Modulating Proton and Electron Transfer Dynamics in Molecular Electrocatalysis Using Membrane-Covered Self-Assembled Monolayers

Abstract

Many reactions central to the development of renewable energy devices such as the O2 reduction reaction, the O2 evolution reaction, and the CO2 reduction reaction require the transfer of multiple electrons and protons. These reactions proceed by a variety of mechanisms depending upon the relative rates of these transfer events. We are developing electrode frameworks that enable control over proton and electron transfer kinetics to molecular catalysts such that the selectivity of catalysts can be improved. These electrodes contain a transition metal catalyst such as a Cu-triazole or an Fe-porphyrin attached via a self-assembled monolayer (SAM), which is then covered by a proton-permeable membrane. Initial studies have utilized a lipid monolayer modified with aliphatic proton carriers as the proton-permeable membrane. The kinetics of proton transfer to the catalyst are controlled by changing the quantity and identity of proton carriers in the membrane.
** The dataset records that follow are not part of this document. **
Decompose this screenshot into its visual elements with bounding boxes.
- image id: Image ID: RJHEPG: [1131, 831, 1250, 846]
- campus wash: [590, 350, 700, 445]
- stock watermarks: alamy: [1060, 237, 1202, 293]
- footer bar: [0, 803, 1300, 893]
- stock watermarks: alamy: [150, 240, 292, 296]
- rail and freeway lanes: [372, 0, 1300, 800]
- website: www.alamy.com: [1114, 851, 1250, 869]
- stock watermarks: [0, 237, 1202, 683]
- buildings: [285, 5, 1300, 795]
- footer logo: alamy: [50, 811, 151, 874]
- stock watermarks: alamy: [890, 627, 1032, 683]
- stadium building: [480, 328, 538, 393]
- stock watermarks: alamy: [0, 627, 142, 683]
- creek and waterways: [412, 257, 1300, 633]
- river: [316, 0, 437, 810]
By altering the identity of the SAM, which can be facilely done using a modular azide-alkyne click chemistry approach, the kinetics of electron transfer to the catalyst can also be controlled. One grand challenge in designing catalysts for both the O2 and CO2 reduction reactions is selectivity. We show that the selectivity of a Cu-based O2 reduction catalyst can be improved by controlling proton transfer rates such that the catalyst produces solely water. In contrast, the same Cu catalyst produces ~10% H2O2 side product when proton transfer is not regulated. We also discuss how modulating proton and electron transfer kinetics affects the selectivity of molecular CO2 reduction catalysts and the performance of Ni-based O2 evolution catalysts.